The Four Wieselberger Girls
Fausta Cialente Estate
Set in the late 19th century’s Trieste, this family saga is set against a background of war and historical change and the apparently enchanted lives of four privileged sisters, who are blissfully unaware of their tragic destiny.
In a moment of static serenity, the eldest of the four Wieselberger girls, Alice, marries and her departure from the tightly knit, affectionate family nucleus represents the first dark cloud in the skies. Elsa, the narrator’s mother, then marries an ambitious army officer whose predatory air disturbs the nostalgic simplicity of her parents’ marriage. The narrator, writing as Elsa’s daughter, later moves to Egypt where she participates in the anti-Fascist activity of intellectual Levantine circles. Much later, with the death of her brother and the loss of her parents, the vagabond narrator shifts her attention to her daughter and grandchildren.
Winner of the Strega Prize 1976.
Partial translation
This is how a sensible, well-to-do family from Trieste lived towards the end of the century. They could reside in a nice apartment in the city and own a large house in the country with a garden, vegetable plot and vineyard, the pantries of both busting with all sorts of delicacies. Guests might arrive at any moment without causing any disturbance: the wardrobes were stocked with dozens of monogrammed damask-linen sheets, lace-trimmed, embroidered and pleated by hand, as well as hundreds of pillowcases, towels and cloths. The seamstress was a permanent fixture in the apartment and villa, with four girls to dress, each requiring a trousseau, regardless of whether any of them eventually ended up an old maid. Nevertheless, it was thought better to raise them believing that they were not wealthy, though the carriage and the horses at the front door might have led them to think otherwise. The good Micél, growing older in the meantime, was therefore a long-term arrangement, the remnant of implied power.

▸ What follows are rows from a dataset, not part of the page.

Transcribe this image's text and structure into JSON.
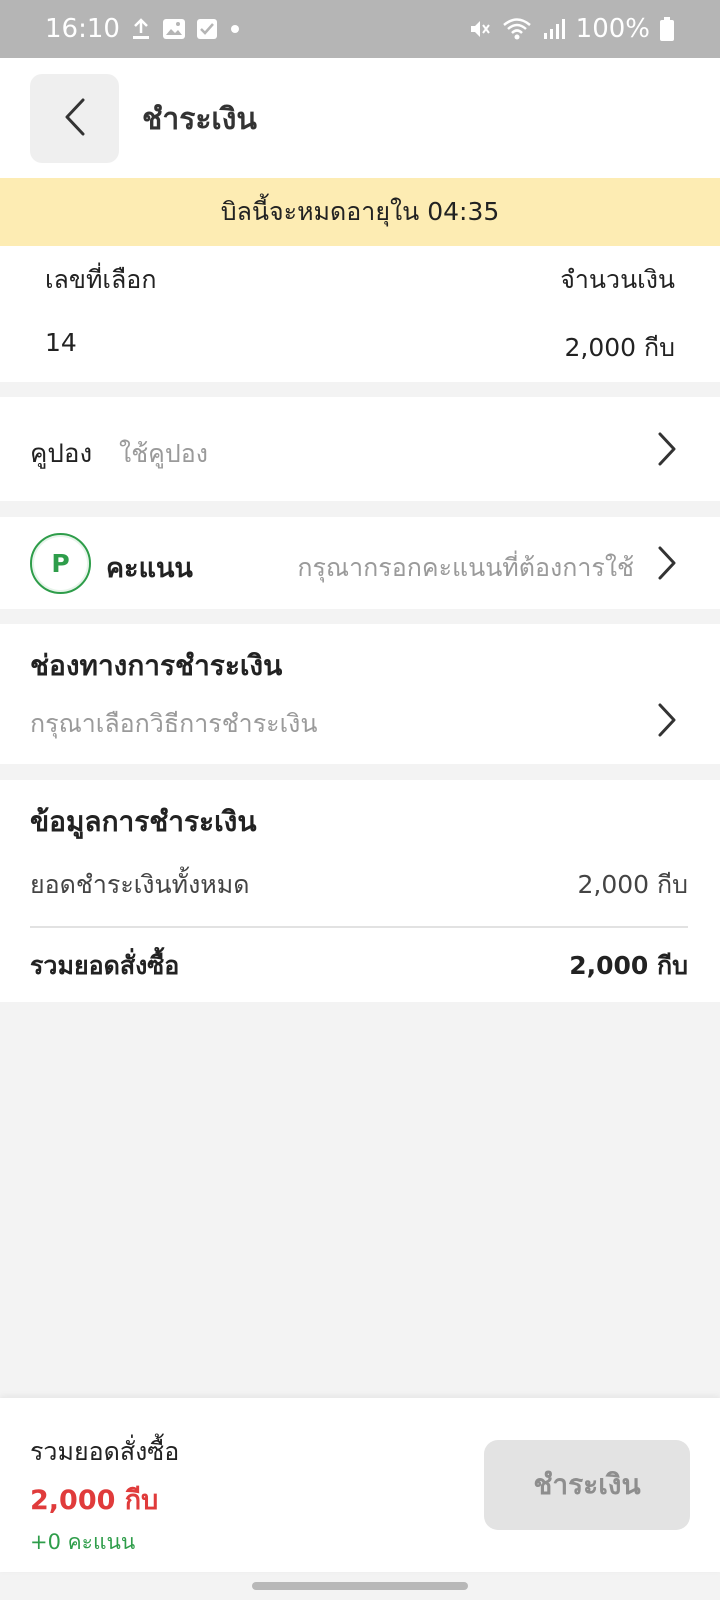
{
  "status_bar": {
    "time": "16:10",
    "battery": "100%",
    "icons": [
      "upload-icon",
      "image-icon",
      "checkbox-icon",
      "dot-icon",
      "mute-icon",
      "wifi-icon",
      "signal-icon",
      "battery-icon"
    ]
  },
  "header": {
    "title": "ชำระเงิน"
  },
  "timer_banner": {
    "text": "บิลนี้จะหมดอายุใน 04:35"
  },
  "ticket": {
    "number_header": "เลขที่เลือก",
    "amount_header": "จำนวนเงิน",
    "number": "14",
    "amount": "2,000 กีบ"
  },
  "coupon": {
    "label": "คูปอง",
    "hint": "ใช้คูปอง"
  },
  "points": {
    "badge": "P",
    "label": "คะแนน",
    "hint": "กรุณากรอกคะแนนที่ต้องการใช้"
  },
  "payment_channel": {
    "title": "ช่องทางการชำระเงิน",
    "hint": "กรุณาเลือกวิธีการชำระเงิน"
  },
  "payment_info": {
    "title": "ข้อมูลการชำระเงิน",
    "subtotal_label": "ยอดชำระเงินทั้งหมด",
    "subtotal_value": "2,000 กีบ",
    "total_label": "รวมยอดสั่งซื้อ",
    "total_value": "2,000 กีบ"
  },
  "bottom_bar": {
    "label": "รวมยอดสั่งซื้อ",
    "amount": "2,000 กีบ",
    "points_earned": "+0 คะแนน",
    "pay_button": "ชำระเงิน"
  },
  "colors": {
    "banner": "#fdecb3",
    "accent_red": "#e03b3b",
    "accent_green": "#2e9d4a",
    "disabled_button": "#e3e3e3"
  }
}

The windows of the house in which the fourth sister was born (and perhaps some of the others too) overlooked Piazza del Ponte Rosso, but the entrance was on the side of Via Genova, then called Via del Campanile, near the church of Sant’Antonio Nuovo. From the windows you could glimpse the splendid canal build on the old salt flats, which still penetrates the square, boats and barges floating on it, crossed halfway by the bridge. By leaning out a little from the balconies you could also see the sea, and in any case, the scent of it was carried on the breeze. In the morning there was a large fruit-and-vegetable market in the square with seasonal produce: piles of cherries and plums from the Karst region, figs, grapes and peaches from Istria, oranges and lemons brought up from Sicily- that is, from the longed-for kingdom of Italy- and heaps of beautiful, transparent redcurrants shining fire-red on the scales. The women who sold them were called venderigole, while the gumarabic and coffee huskers who sat on the steps of the church waiting to be offered a day’s work or more, were called sessolote. The song they sang was well-known: “Sessolote lavoré- trenta soldi ciaparé-ventiquatro per la sala-quel che resta pel café “(I’ll do a husker’s work, I’ll get thirty coins, twenty four for the hall and the rest for a coffee). The sala meant the dance hall. They were famous for other songs too, harmonized in three or even four voices. All these women heroically endured the beating sun, the lashing rain and the harsh gusts of the Bora, and those who could shelter under the frenetic flapping of the awnings counted themselves lucky. Nearby was Piazza della Legna (formerly Piazza San Lazzaro) renamed by the people because the wood market was held there, and piles of kindling and dry, seasoned wood were permanently stored amongst the poor hovels, which, had they caught fire, would have vanished in a swift, savage blaze; and this is why the first fire station was installed there.